Penelope Hayes, Iconic Female Images

I have brought home clay and tools and have been sitting in my window seat to make the pieces. The next piece drying out and nearly ready for firing is ‘Nefertiti’. The third will be Queen Elizabeth I.  I’ve enjoyed researching for which women or looks I want to use – I’m not usually that good at carrying through research into what I create.  Usually most pieces have come spontaneously.

Fortunately my studio is walking distance so can pop in occasionally – as part of my allowed daily exercise – to drop off work made and to fire pieces. We don’t have to come in to contact with anyone while in our studios but generally, because of lockdown, there isn’t anyone there and it feels very cold and uninspiring without other people being around.  Last week was sunny and working in my window seat at home in the sun was, in fact, very pleasant, although have to try and not spread clay all over the lounge and kitchen! I think the fact that everyone is in the same boat stops me feeling sorry for myself or isolated.

As I live on my own things aren’t really much different and I keep in touch with friends and family by phone and the internet – although miss meeting up for a cuppa, chat and cake!  The main thing I’m missing is playing tennis.  All the courts have been locked to prevent groups of people forming.  My daughters both live reasonably close and pop round occasionally to make sure I’m OK and to chat for a while through the window (I’ve seen more of them in fact as they are currently either on Furlough or working from home)

I have stopped watching the news as I find it far to depressing and I hate the media’s need to ‘blame’ everything and everyone.

Ceramic, each piece approx. 35cx 30cm. All three head pieces are made from clay, fired to 1000 degrees C and painted with acrylic paint. Elizabeth’s ruff is silk tops stiffened with wallpaper paste.

Penelope Hayes

I am a British ceramicist.I dropped out of a career in the Media in 1993 to take a Fine Art Degree at The University of Hertfordshire. Following my graduation I went to Los Angeles to begin a Masters degree but returned early due to my husband’s ill health.

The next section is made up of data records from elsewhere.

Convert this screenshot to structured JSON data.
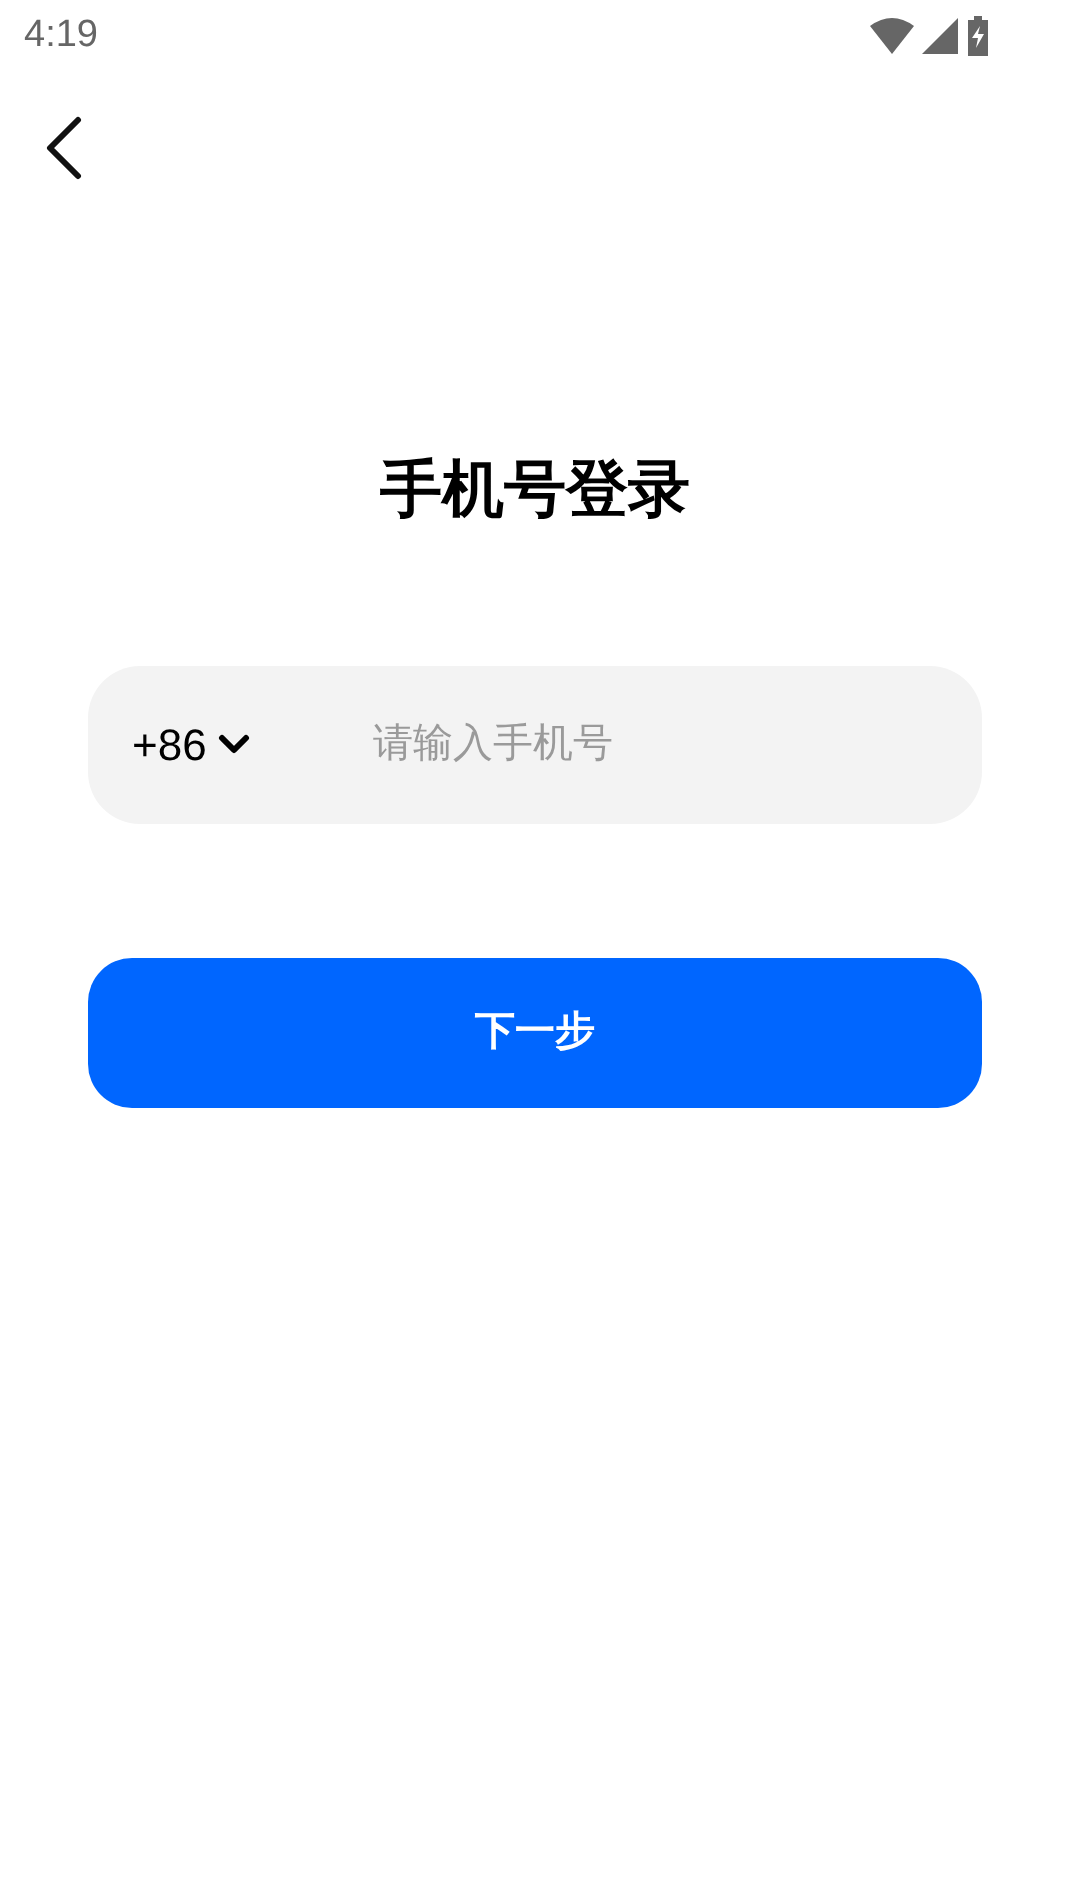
{
  "status_bar": {
    "time": "4:19"
  },
  "title": "手机号登录",
  "phone_field": {
    "country_code": "+86",
    "placeholder": "请输入手机号"
  },
  "next_button": {
    "label": "下一步"
  }
}
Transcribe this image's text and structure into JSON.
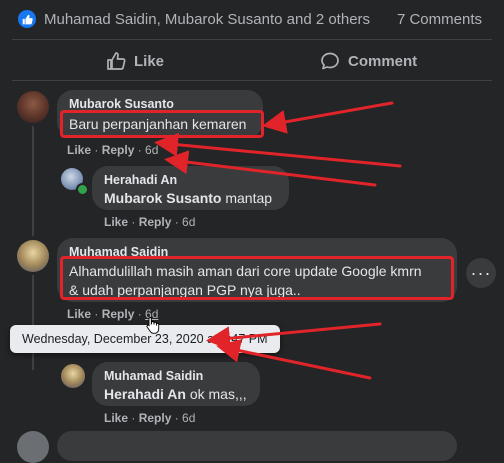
{
  "reactions": {
    "names": "Muhamad Saidin, Mubarok Susanto and 2 others",
    "comments_count": "7 Comments"
  },
  "actions": {
    "like": "Like",
    "comment": "Comment"
  },
  "comments": [
    {
      "author": "Mubarok Susanto",
      "text": "Baru perpanjanhan kemaren",
      "like": "Like",
      "reply": "Reply",
      "time": "6d",
      "reply_item": {
        "author": "Herahadi An",
        "tag": "Mubarok Susanto",
        "text": " mantap",
        "like": "Like",
        "reply": "Reply",
        "time": "6d"
      }
    },
    {
      "author": "Muhamad Saidin",
      "text_line1": "Alhamdulillah masih aman dari core update Google kmrn",
      "text_line2": "& udah perpanjangan PGP nya juga..",
      "like": "Like",
      "reply": "Reply",
      "time": "6d",
      "tooltip": "Wednesday, December 23, 2020 at 7:47 PM",
      "reply_item": {
        "author": "Muhamad Saidin",
        "tag": "Herahadi An",
        "text": " ok mas,,,",
        "like": "Like",
        "reply": "Reply",
        "time": "6d"
      }
    }
  ],
  "colors": {
    "highlight": "#e0242a",
    "accent": "#1877f2",
    "background": "#242526"
  }
}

I was a recipient of a British Council award in 2000 for Helter Skelter, an exhibition at AS220 Gallery in Rhode Island USA and have exhibited extensively in the UK. I taught photography, sculpture and ceramics in Cambridge and was a resident artist at Cambridge Art Salon before moving to Leeds where I now have a studio at Sunny Bank Mills – a restored textile mill.

My work is always a response to my own personal feelings, emotions and concerns and I frequently use the human condition as a vehicle for this expression.  I work predominately with clay which gives me a totally flexible material to work with.